Литмир - Электронная Библиотека
Содержание  
A
A

Третьи помощники замотаны до дурноты, каждый час подвозят по 300–400 новых корзин, и на берегу зло визжат чудовищно толстые торговки – владетельницы этого вишневого баснословного потопа. Они требуют немедленной погрузки.

– Черт с вами! – сипит сорванным голосом помощник. – Буду грузить вишню, грушу, абрикосу, черта, дьявола и самого Арончука. Давайте только людей! Черт с вами!

Вишня – палубный груз. Вишня занимает множество места, и среди стиснутых розовыми корзинами пассажиров вспыхивает «вишневый бунт».

– Довольно! – кричат они, приходя внезапно в ажиотацию. – Довольно наваливать, мать вашу так! Дайте людям свободно дыхать! Вот подавим всю вашу вишню, тогда не будете жадничать!

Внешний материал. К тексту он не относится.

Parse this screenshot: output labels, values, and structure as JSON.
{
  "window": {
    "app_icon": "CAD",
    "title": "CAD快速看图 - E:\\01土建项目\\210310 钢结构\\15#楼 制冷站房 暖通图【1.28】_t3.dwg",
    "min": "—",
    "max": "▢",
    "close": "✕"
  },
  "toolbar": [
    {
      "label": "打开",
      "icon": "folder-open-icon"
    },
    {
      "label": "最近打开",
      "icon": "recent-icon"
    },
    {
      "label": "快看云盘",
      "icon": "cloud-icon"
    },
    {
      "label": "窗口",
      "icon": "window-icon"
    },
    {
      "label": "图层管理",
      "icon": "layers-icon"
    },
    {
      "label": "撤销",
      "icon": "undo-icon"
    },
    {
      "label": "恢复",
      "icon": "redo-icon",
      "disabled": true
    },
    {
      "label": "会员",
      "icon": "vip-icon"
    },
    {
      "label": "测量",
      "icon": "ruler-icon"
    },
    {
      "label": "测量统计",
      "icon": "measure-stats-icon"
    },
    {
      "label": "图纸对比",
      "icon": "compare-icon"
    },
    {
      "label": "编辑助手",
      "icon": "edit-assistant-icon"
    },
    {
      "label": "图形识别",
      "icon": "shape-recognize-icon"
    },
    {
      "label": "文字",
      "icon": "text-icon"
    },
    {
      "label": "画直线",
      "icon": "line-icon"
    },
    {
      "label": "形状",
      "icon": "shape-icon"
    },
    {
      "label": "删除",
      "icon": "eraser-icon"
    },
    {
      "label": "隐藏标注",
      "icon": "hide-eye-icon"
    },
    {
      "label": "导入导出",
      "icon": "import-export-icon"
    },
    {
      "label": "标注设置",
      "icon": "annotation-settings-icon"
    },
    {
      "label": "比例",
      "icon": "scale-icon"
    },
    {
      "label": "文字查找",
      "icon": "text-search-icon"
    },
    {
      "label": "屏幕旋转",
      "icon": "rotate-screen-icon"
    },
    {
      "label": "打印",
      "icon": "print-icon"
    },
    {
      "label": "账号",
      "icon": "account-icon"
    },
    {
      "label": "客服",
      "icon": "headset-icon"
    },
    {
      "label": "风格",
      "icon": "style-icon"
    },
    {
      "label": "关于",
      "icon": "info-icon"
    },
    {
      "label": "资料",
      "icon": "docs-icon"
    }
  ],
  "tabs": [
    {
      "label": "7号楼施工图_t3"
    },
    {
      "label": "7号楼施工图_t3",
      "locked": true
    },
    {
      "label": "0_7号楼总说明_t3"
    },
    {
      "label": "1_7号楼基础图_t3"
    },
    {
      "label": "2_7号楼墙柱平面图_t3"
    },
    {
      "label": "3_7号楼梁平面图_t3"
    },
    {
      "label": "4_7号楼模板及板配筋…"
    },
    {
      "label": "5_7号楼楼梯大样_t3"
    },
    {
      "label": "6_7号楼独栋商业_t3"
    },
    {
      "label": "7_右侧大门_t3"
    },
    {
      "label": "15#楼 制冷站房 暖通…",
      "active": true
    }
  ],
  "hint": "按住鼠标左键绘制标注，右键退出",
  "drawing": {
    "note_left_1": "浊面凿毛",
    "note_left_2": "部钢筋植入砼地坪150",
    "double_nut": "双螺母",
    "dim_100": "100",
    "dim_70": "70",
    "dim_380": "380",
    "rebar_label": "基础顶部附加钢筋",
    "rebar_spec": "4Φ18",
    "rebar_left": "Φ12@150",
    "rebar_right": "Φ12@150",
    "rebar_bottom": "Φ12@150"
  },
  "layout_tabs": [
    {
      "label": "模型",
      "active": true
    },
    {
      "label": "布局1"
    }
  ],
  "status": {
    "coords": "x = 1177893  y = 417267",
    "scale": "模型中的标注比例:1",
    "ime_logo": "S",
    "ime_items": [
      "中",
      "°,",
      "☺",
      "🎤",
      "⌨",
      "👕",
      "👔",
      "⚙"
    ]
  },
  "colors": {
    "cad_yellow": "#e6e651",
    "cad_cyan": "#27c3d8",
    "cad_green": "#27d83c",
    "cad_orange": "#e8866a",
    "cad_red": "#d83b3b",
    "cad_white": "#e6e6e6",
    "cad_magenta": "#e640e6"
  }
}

«Желябова» перегрузили вишней, и, очевидно, поэтому он как взял из Херсона крен на левый борт, так и дополз с этим креном до Одессы.

На Нижнем Днепре поражает не только этот вишневый потоп, принявший характер какого-то народного бедствия. Поражает избыточность, богатство этих затопленных солнцем степей, прорезанных серебряными песками и зеленой медленной водой Днепра, веселье и дедовская ласковость народа, что хохочет и гомозится на пристанях, мешая погрузке.

Каждая остановка у пристаней, у веющих Запорожьем, ковылем и татарщиной Никополей, Бориславов, Каховок и Лепетих – полный заразительного смеха спектакль.

Острят, солоно и метко, грузчики, острят дядьки в соломенных «брилях», острят рыбаки в пропитанной смолою одежде, хохочут бабы и застенчиво жмутся стаями дивчата – розовые, красные и канареечно-желтые.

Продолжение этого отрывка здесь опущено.